For her first two births, as is the norm at many poor health care centres in the remote areas of this largely agrarian country, Chasamuka was expected to bring her own candles, matches and kerosene lamps. Expectant mothers are sometimes even asked to bring water for cleaning and washing during their stay at a clinic.
Buying these resources was a problem, says Chasamuka. “My husband has never been employed,” she explains. “As a family, we depend on working in other people’s fields in return for either food, money or clothes. It was therefore difficult for me to buy the required supplies.”

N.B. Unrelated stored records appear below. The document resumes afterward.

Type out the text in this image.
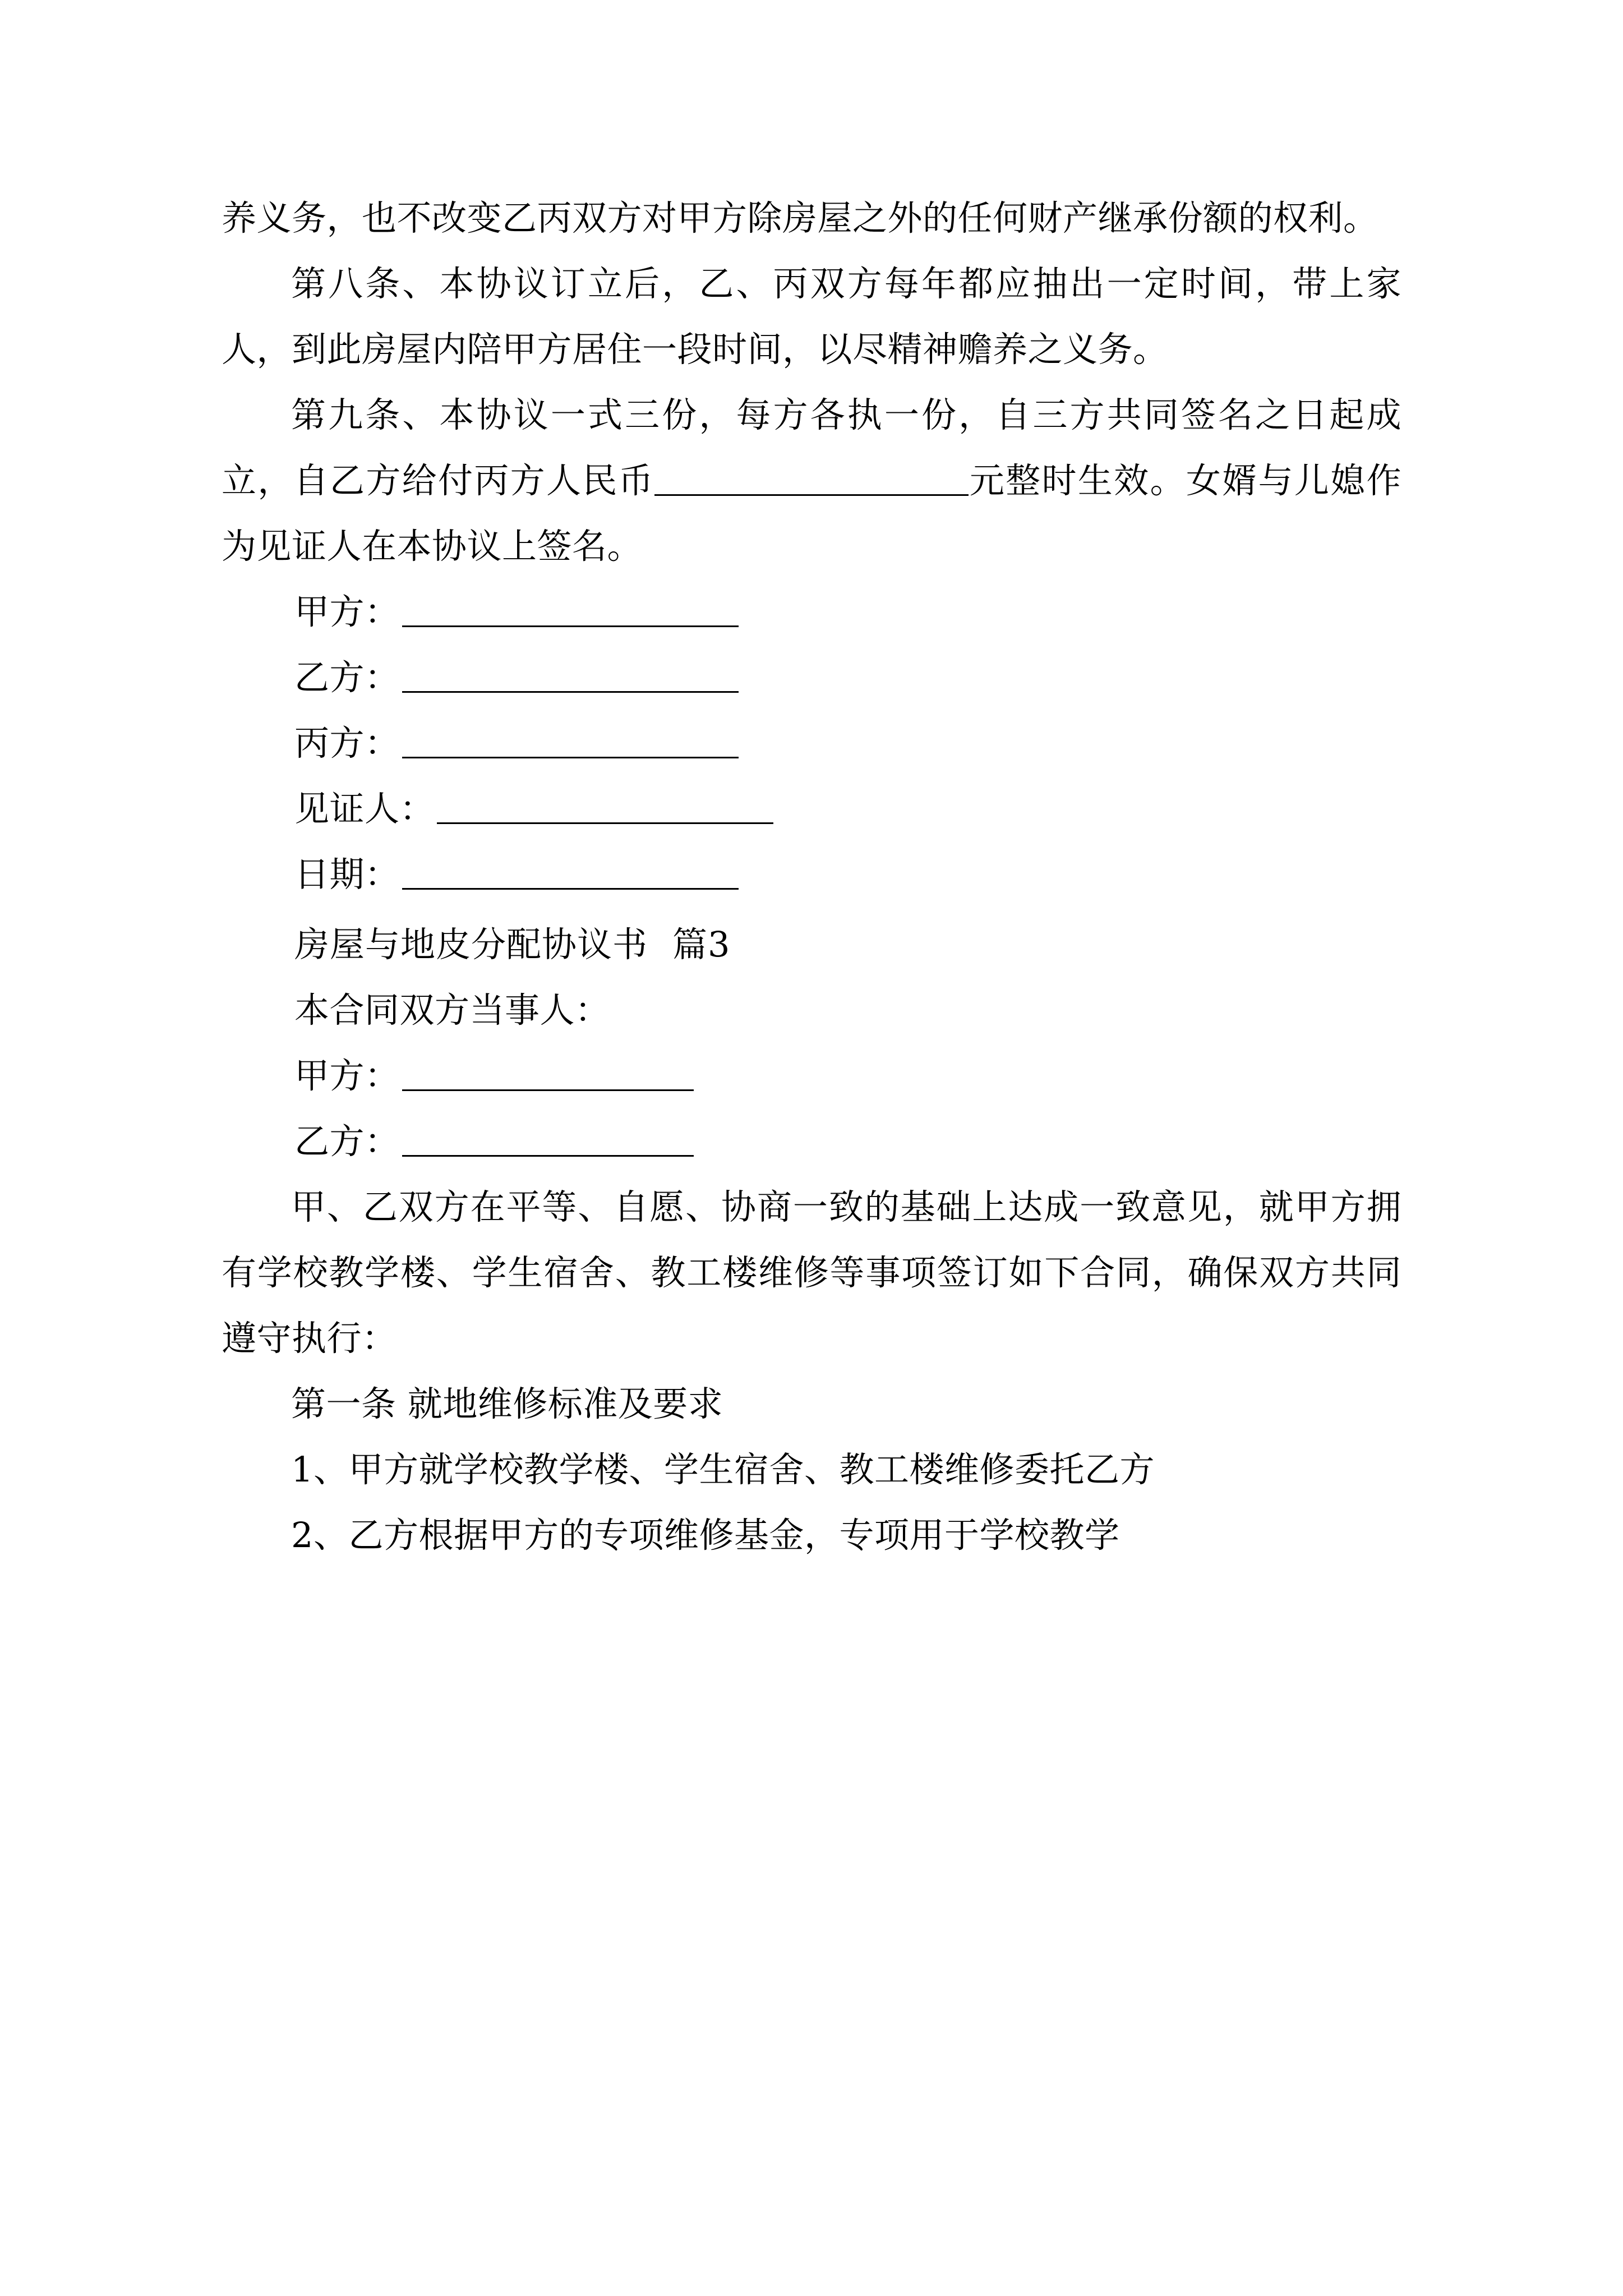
养义务，也不改变乙丙双方对甲方除房屋之外的任何财产继承份额的权利。

第八条、本协议订立后，乙、丙双方每年都应抽出一定时间，带上家人，到此房屋内陪甲方居住一段时间，以尽精神赡养之义务。

第九条、本协议一式三份，每方各执一份，自三方共同签名之日起成立，自乙方给付丙方人民币	元整时生效。女婿与儿媳作为见证人在本协议上签名。

甲方：

乙方：

丙方：

见证人：

日期：

房屋与地皮分配协议书 篇3

本合同双方当事人：

甲方：

乙方：

甲、乙双方在平等、自愿、协商一致的基础上达成一致意见，就甲方拥有学校教学楼、学生宿舍、教工楼维修等事项签订如下合同，确保双方共同遵守执行：

第一条 就地维修标准及要求

1、甲方就学校教学楼、学生宿舍、教工楼维修委托乙方

2、乙方根据甲方的专项维修基金，专项用于学校教学
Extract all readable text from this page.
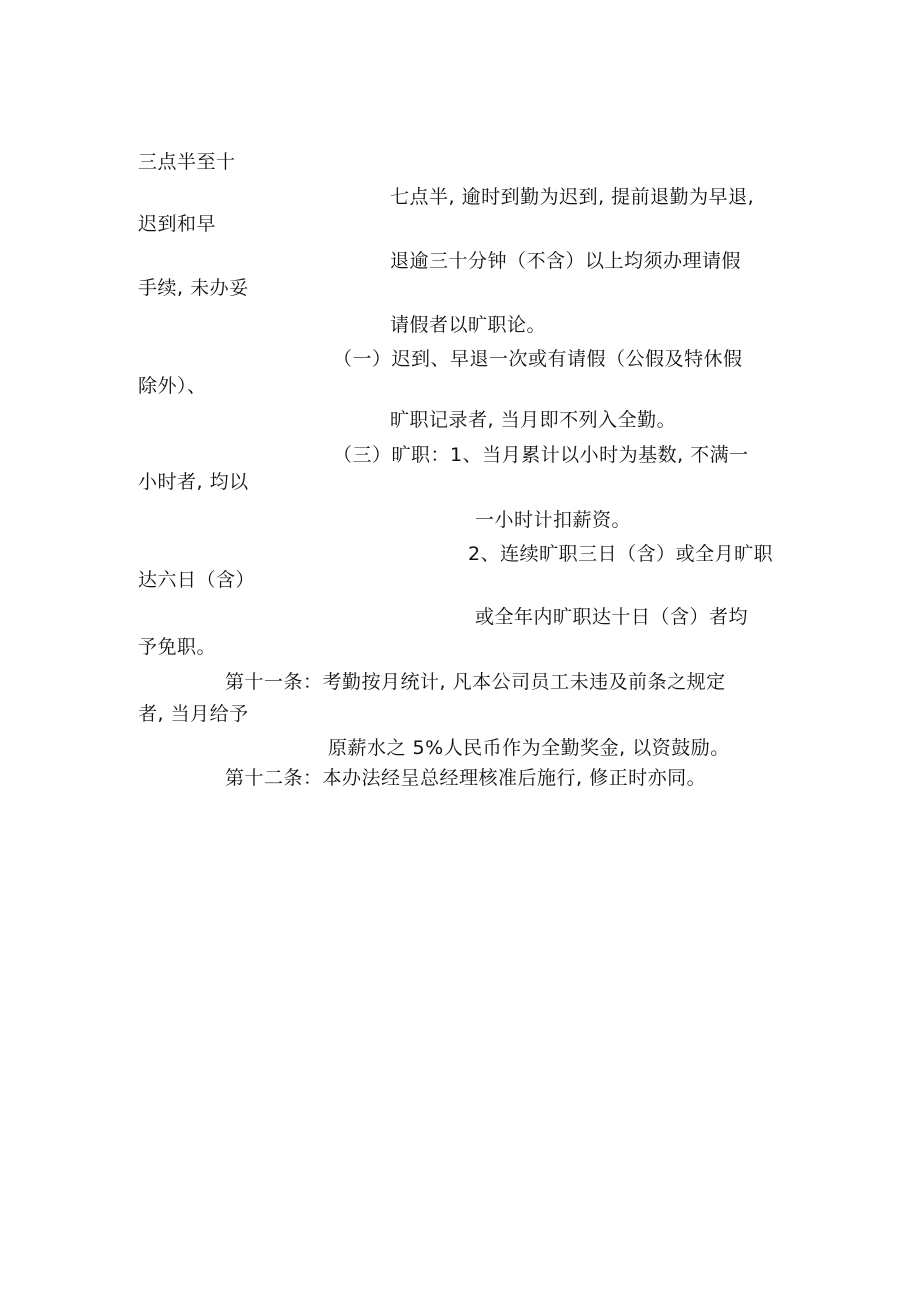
三点半至十
七点半, 逾时到勤为迟到, 提前退勤为早退,
迟到和早
退逾三十分钟（不含）以上均须办理请假
手续, 未办妥
请假者以旷职论。
（一）迟到、早退一次或有请假（公假及特休假
除外）、
旷职记录者, 当月即不列入全勤。
（三）旷职：1、当月累计以小时为基数, 不满一
小时者, 均以
一小时计扣薪资。
2、连续旷职三日（含）或全月旷职
达六日（含）
或全年内旷职达十日（含）者均
予免职。
第十一条：考勤按月统计, 凡本公司员工未违及前条之规定
者, 当月给予
原薪水之 5%人民币作为全勤奖金, 以资鼓励。
第十二条：本办法经呈总经理核准后施行, 修正时亦同。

For her next two children, she decided to give birth at home due to the expense. “I was assisted by a village midwife, and fortunately it went well,” she says. As is common here — almost 22 per cent of women in Zimbabwe give birth without skilled health care staff present — the midwife Chasamuka used did not have formal medical training.
The situation is made worse in rural areas like Chasamuka’s where energy access is a major problem. The most recent World Bank data shows that, in Zimbabwe, 83.4 per cent of people in urban areas have access to electricity, as compared to 9.8 per cent in rural areas. This is despite the fact that 68 per cent of the country’s 16.2 million inhabitants live in rural areas. In serious need of electricity, the Mazuru clinic turned to solar energy.